On their way, Turkov explained about the package, and why he had assumed it was a gift from Pekkala. He struggled to describe what he had found in Detlev’s hut when making his rounds the following morning.

‘I knocked on the door and there was no answer,’ said Turkov, still clearly upset by what he had witnessed. ‘I knew that Father Detlev sometimes slept in late, so I was about to walk on and leave the old man in peace when I smelled something peculiar. It reminded me of freshly cut grass. I opened the door and there he was. Him and his pot-bellied pig.’

‘They were both dead?’ asked Kirov.

‘Oh, yes,’ confirmed Turkov. ‘And then I started to feel ill.’

‘It is a natural response,’ Pekkala tried to reassure him.

‘That’s not what I mean, Inspector. The smell, whatever it was. That’s what made me feel ill. By the time I arrived at the prison hospital, I could barely walk. My vision was blurred. But the doctor gave me a shot,’ Turkov continued, ‘and in an hour or two, I was fine again.’

‘Was there any sign of violence on Detlev’s body?’ Pekkala asked the prison guard.

‘Not that I could see,’ replied Turkov.

By now, they had passed through the double steel doors of the morgue and were in a low-ceilinged hallway. To the left was a small room filled with metal chairs, where funerals were held for the dead inmates.

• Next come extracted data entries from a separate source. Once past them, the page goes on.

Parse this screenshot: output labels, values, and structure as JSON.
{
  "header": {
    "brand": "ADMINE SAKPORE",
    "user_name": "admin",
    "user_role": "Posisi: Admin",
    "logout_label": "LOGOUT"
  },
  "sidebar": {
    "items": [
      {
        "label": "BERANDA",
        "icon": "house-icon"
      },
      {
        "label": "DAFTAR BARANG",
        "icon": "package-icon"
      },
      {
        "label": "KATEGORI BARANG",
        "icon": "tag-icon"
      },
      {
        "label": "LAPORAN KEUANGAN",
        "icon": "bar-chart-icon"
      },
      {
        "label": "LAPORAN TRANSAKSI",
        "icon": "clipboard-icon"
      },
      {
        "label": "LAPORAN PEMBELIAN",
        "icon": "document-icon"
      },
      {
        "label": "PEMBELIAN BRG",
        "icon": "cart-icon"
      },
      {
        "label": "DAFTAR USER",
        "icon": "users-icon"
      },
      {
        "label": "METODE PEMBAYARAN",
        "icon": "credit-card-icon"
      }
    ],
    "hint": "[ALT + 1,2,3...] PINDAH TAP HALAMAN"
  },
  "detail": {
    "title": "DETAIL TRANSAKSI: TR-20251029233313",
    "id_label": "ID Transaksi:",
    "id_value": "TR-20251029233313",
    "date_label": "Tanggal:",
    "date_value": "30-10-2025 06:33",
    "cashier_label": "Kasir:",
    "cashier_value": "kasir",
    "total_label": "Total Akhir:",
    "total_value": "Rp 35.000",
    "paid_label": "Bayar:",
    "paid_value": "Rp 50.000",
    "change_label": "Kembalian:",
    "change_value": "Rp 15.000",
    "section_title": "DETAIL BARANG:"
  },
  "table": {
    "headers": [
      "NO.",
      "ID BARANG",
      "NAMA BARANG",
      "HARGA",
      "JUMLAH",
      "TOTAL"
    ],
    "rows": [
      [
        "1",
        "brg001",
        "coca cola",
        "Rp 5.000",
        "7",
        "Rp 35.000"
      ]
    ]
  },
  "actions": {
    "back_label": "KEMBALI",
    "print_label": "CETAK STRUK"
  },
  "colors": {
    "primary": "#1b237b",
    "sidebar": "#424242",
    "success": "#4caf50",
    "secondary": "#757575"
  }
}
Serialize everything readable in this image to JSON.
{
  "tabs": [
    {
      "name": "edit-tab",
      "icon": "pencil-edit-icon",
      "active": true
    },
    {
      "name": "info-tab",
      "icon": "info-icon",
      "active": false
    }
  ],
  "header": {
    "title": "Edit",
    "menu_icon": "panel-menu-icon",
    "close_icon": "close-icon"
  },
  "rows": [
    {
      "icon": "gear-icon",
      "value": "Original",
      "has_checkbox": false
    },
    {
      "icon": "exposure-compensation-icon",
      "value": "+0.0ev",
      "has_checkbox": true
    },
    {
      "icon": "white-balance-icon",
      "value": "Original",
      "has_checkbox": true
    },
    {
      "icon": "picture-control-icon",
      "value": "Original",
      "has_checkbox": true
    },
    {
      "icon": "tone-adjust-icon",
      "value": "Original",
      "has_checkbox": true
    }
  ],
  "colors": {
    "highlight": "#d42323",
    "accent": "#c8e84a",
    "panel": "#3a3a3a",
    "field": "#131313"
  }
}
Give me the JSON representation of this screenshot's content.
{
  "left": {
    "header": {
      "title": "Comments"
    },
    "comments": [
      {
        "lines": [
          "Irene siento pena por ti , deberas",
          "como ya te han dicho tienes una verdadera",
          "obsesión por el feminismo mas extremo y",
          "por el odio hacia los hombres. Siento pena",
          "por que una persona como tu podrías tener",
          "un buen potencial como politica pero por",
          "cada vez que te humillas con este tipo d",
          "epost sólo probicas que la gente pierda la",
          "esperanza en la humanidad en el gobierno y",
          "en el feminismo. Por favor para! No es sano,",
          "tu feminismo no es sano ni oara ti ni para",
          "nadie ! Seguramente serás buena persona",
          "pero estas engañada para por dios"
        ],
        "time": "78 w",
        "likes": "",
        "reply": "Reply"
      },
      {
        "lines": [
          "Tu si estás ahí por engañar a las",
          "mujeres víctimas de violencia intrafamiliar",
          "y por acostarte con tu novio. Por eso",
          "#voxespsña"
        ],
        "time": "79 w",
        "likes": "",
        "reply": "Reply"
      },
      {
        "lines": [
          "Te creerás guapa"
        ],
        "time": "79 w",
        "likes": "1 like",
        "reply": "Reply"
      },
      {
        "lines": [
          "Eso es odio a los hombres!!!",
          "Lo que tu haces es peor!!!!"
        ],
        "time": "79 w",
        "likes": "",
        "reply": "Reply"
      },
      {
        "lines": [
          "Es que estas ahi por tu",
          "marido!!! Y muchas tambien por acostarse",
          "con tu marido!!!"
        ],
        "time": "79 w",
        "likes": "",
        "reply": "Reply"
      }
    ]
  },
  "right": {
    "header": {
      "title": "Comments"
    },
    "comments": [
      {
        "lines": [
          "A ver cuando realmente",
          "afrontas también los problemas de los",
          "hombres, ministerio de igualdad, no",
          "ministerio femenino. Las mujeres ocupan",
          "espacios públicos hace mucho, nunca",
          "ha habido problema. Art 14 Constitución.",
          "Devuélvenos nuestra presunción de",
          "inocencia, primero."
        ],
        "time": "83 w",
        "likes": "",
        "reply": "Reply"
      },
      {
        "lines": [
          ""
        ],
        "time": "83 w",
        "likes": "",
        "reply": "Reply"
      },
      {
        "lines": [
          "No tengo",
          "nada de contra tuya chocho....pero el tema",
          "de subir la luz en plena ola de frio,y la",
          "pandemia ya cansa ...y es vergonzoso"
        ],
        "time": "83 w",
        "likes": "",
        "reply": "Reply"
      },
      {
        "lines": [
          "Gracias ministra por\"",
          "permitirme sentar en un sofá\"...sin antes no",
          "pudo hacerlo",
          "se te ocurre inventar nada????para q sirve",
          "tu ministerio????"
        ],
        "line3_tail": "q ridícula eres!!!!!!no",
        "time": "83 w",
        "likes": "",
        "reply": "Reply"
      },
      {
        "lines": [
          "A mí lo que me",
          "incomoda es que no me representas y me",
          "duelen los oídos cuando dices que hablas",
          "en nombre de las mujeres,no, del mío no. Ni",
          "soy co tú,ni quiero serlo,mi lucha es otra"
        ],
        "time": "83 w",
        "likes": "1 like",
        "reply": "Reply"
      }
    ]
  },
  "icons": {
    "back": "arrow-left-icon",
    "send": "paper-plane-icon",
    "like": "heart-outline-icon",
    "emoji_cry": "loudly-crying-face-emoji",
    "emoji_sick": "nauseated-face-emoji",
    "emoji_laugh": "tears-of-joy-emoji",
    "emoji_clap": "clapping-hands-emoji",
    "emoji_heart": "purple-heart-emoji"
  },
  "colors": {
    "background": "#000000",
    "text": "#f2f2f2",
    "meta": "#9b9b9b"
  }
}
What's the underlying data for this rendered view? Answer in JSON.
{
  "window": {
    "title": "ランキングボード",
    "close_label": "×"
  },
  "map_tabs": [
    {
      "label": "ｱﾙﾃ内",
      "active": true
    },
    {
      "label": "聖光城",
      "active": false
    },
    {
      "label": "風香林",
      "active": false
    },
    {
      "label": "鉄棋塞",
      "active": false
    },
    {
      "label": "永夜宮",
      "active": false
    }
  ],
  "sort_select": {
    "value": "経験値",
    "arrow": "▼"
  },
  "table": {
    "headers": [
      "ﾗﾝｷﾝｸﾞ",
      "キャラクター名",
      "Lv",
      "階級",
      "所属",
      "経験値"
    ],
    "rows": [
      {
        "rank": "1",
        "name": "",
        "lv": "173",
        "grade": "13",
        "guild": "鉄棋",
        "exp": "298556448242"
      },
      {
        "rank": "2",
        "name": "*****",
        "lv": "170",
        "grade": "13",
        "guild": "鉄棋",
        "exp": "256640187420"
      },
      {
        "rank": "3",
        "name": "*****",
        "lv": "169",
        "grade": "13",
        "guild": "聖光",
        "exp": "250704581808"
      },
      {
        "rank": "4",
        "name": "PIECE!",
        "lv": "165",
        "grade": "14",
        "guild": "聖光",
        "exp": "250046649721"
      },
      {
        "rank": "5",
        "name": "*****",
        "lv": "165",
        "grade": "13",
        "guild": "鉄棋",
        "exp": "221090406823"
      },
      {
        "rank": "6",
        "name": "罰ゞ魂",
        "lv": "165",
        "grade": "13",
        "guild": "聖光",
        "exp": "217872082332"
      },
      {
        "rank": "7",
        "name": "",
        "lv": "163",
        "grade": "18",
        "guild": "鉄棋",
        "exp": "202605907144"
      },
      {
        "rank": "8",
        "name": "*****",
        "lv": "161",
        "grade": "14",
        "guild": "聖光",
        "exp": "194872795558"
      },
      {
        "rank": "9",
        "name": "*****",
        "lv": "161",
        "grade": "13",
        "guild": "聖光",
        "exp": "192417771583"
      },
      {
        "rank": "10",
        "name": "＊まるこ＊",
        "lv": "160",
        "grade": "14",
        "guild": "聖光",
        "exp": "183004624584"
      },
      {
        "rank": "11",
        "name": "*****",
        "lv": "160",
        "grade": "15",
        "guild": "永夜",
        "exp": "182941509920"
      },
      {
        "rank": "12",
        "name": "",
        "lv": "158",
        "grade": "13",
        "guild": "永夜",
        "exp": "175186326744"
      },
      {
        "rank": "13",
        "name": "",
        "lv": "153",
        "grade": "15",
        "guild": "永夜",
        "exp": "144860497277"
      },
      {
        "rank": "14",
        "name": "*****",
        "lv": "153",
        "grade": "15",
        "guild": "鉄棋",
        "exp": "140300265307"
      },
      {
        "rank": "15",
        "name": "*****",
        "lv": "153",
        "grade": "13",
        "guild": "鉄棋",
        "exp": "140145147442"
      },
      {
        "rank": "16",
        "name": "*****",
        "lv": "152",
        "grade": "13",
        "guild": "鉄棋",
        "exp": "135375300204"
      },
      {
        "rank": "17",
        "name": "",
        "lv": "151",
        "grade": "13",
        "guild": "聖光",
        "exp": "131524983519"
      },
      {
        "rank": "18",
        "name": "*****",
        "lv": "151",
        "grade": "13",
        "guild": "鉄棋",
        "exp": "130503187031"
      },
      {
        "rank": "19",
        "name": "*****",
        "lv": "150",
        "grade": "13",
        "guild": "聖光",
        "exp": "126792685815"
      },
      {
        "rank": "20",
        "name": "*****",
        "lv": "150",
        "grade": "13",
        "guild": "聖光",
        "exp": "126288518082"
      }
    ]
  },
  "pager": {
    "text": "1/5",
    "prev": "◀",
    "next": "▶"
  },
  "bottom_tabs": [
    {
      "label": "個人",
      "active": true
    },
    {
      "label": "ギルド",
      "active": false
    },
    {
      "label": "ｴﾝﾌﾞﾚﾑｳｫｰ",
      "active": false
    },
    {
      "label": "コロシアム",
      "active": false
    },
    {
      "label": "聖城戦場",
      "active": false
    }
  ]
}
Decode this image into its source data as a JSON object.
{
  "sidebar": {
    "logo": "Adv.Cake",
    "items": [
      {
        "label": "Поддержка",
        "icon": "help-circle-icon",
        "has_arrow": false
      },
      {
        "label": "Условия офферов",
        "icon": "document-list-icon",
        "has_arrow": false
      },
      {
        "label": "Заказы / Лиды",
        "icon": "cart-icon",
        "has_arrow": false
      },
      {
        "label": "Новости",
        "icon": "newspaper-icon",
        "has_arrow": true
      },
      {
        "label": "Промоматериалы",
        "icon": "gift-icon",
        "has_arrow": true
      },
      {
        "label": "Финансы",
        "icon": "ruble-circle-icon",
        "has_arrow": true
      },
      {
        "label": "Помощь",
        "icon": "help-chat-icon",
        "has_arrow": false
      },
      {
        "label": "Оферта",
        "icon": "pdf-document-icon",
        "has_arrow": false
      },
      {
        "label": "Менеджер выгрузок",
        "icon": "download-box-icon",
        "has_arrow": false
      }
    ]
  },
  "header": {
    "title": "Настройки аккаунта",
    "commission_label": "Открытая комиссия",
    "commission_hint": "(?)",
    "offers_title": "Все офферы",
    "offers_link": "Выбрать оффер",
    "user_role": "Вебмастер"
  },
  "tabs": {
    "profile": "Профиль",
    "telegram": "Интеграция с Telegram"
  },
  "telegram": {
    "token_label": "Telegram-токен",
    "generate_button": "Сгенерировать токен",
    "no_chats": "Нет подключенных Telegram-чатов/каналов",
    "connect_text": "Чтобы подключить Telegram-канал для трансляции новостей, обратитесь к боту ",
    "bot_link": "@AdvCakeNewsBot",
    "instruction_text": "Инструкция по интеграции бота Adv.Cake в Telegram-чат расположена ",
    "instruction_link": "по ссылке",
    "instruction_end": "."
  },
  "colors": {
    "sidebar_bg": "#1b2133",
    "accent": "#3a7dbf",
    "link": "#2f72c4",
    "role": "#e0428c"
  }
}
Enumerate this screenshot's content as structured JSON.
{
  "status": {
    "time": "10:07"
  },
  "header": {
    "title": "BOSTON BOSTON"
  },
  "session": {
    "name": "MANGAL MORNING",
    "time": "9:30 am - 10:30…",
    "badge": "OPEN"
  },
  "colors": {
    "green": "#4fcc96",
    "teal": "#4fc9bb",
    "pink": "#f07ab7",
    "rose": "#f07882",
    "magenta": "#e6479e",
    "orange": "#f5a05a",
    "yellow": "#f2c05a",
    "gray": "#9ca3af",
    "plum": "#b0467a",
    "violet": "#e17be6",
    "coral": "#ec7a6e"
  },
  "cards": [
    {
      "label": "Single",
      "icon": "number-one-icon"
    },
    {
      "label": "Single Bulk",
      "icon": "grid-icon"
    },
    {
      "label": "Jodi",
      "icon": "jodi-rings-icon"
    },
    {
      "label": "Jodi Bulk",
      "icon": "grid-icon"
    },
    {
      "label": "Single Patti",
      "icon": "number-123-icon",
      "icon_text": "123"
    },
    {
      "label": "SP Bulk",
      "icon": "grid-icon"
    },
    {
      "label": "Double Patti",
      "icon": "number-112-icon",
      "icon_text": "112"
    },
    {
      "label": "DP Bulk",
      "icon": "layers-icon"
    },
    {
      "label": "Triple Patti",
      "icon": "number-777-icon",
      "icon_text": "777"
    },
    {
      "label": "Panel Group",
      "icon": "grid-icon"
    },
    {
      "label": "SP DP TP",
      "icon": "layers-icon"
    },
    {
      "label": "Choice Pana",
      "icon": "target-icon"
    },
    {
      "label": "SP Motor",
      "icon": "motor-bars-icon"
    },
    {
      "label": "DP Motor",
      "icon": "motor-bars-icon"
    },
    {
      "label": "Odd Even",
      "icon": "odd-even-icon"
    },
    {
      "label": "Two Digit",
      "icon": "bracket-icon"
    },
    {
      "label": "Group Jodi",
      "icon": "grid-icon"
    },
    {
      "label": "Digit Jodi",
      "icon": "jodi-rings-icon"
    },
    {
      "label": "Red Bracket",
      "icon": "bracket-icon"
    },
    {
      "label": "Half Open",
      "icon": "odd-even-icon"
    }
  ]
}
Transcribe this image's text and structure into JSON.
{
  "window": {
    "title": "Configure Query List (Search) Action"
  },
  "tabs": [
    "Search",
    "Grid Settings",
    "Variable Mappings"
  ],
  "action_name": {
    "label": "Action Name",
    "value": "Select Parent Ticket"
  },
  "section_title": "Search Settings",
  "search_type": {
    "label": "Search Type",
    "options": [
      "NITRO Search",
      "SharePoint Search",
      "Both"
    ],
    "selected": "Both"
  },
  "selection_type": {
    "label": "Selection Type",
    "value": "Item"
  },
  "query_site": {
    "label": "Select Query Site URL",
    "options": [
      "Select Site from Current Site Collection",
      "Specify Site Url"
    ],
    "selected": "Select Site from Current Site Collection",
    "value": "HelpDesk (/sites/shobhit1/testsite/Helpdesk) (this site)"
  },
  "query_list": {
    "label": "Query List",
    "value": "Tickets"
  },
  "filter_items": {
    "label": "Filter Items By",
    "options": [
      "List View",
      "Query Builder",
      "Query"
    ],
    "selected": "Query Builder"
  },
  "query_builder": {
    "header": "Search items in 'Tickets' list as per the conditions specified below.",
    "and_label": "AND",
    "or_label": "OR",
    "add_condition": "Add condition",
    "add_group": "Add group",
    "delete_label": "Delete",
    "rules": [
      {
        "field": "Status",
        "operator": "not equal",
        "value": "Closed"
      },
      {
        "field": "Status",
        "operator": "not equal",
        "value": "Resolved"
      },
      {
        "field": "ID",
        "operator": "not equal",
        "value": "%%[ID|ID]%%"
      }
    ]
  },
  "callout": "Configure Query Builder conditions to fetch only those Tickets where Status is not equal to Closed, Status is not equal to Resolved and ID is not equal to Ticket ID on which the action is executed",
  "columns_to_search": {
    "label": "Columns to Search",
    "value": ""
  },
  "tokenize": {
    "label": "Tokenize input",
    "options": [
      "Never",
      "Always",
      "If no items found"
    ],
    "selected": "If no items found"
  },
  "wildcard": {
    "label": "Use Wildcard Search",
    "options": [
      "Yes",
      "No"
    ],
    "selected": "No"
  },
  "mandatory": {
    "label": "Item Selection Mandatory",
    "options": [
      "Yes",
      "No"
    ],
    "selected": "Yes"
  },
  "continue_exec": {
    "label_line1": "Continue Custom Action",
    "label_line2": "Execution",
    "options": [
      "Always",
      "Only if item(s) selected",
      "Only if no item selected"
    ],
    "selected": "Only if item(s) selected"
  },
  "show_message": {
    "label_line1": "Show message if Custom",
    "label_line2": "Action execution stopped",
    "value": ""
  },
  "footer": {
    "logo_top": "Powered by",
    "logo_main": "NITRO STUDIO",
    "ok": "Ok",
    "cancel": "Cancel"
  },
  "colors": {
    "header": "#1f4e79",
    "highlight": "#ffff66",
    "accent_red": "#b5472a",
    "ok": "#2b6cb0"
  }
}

Beyond, through another steel door, was the mortuary itself.

‘I’ll leave you here,’ said Turkov. ‘I have seen what you’re about to see, and once is more than enough.’

Inside the mortuary, they were met by a slim, dignified man wearing steel-rimmed spectacles and an apron made of brick-red, rubberised cloth over his suit, along with a pair of gloves, made from the same material as the apron, which came up almost to his elbows. He introduced himself as Dr Tuxen. ‘I hope you both have strong stomachs,’ he said.

With those words, he turned and pulled the handle of a large metal drawer, one of several which were set into the wall. The drawer slid out, revealing a body draped with a white cloth. Grasping the sheet with both hands, he carefully folded it back, disclosing the head, shoulders and stomach of the dead man.